Description
🚀 The feature
Optional command line argument for torchserve
to configure number of initial workers. If the argument is not supplied, then proceed with autoscaling.
Motivation, pitch
This would make rapid experimentation of model serving more pleasant and seamless on less-memory-capable machines.
Currently, as noted in the Getting Started docs, running TorchServe "automatically scales backend workers." This is a neat feature, but it creates a pain point for folks trying to run TorchServe on their laptop or otherwise less-memory-capable machine.
For example:
I ran TorchServe on my laptop (M2 Mac, 32 GB RAM, 10 core) to serve an embedding model (~4 GB). The autoscaling attempted to spawn 10 workers and it predictably crashed my laptop. Colleague of mine experienced the same thing as well. Ultimately, I had to use the Management API endpoints to (1) start the server, (2) register the model, (3) scale to 1 worker, before testing out served inference.
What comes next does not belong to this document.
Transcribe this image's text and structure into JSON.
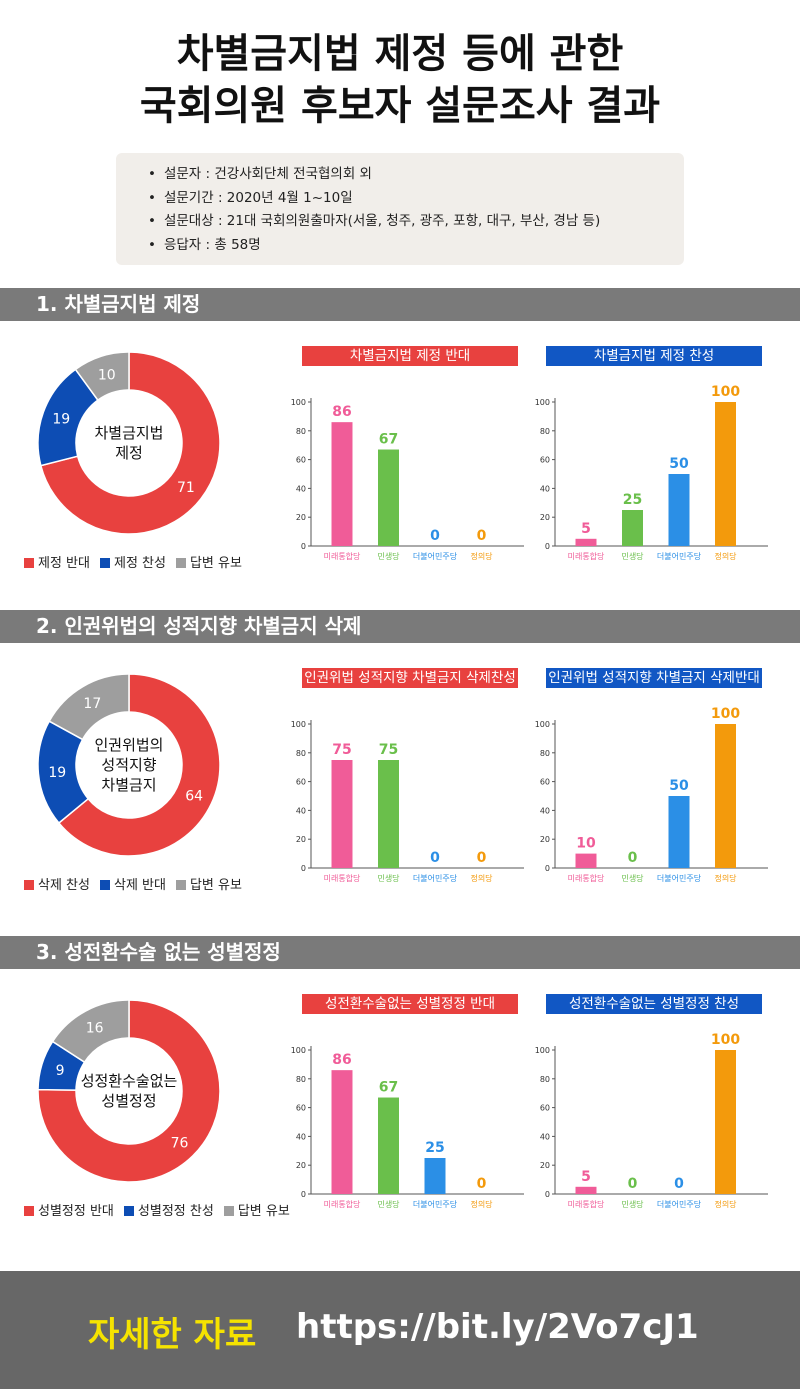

The simplicity of just calling torchserve to startup the server and initialize a worker is basically out of reach for anyone experimenting with a regular laptop.
Alternatives
Currently, as noted in the Getting Started docs, it's possible to use the fine-grained control offered by the Management API endpoints to (1) start the server, (2) register the model, (3) scale to 1 worker, before testing out served inference. However, as mentioned above, I wish I could just use the simple torchserve
command on my laptop 🥲.
Additional context
No response